PI: Loren E. Held

Project dp377, which started in April of 2025, is devoted to exploring the (magneto)-hydrodynamics of distorted accretion disks. Simple models of accretion disks (i.e. disks of gas or dust around young stars or compact objects such as black holes) often treat the disk as being flat (planar). However, many disks in nature are found to be warped. This could be due to a misalignment in the system, such as a circumstellar disk around a tilted spinning black hole, a circumbinary disk in which the disk plane is tilted with respect to the binary orbital plane, or a circumstellar disk with an external binary (or planetary) companion on a tilted orbit. Warped disks exhibit various dynamics and processes not found in their planar counterparts such as precession, vertical oscillations (bouncing), and a hydrodynamic instability (known as the parametric instability). A particularly interesting process in strongly warped discs which has received a great deal of attention over the last decade is that of disc breaking, in which the disc is unable to support itself and breaks into distinct rings. In this project we carried out hydrodynamic simulations of disk breaking using local (shearing box) simulations of the disk, which enabled us to reach much higher resolutions than are typically accessible in global simulations. These simulations have helped inform ongoing work on the dynamics of distorted disks in the presence of magnetic fields. This work was published in MNRAS (Held & Ogilvie (2026): Disk breaking and parametric instability in warped accretion disks). The simulations were run on the CSD3 cluster in Cambridge.

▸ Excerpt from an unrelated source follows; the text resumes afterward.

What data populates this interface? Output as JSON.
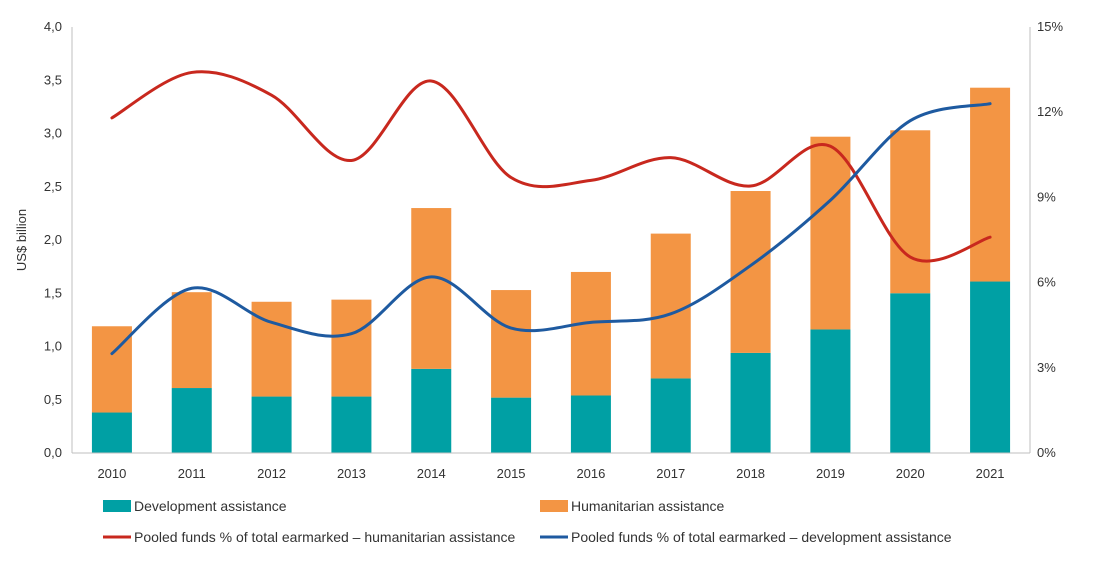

We presented the first local simulations of disk breaking/tearing in a warped accretion disc. In this project we isolated the mechanism of disk breaking in high-resolution, quasi-2D, local (shearing box), hydrodynamic simulations of a Keplerian disc. We considered the evolution of a free (unforced) warp in the wavelike (alpha < H/r) regime. At large warp amplitudes (psi > 1) the disk breaks into four rings on time-scales of around 20 orbits which are separated by gaps of around 10 scale-heights. The warp exhibits a rich tapestry of small-scale dynamics, including horizontal sloshing motions, vertical oscillations or bouncing, warp steepening, and shocks. The shocks act as a source of enhanced dissipation which facilitates gap opening and thus disk breaking. At smaller warp amplitudes (psi < 1), for which we also developed a quasi-linear theory, the disk does not break, but instead exhibits hydrodynamic parametric instability. We also investigated the effect of explicit viscosity (alpha ~ 0.03)): at small warp amplitudes the parametric instability is damped and the warp propagates as a pure bending wave, while at large warp amplitudes the emerging gaps are partially filled by viscous diffusion.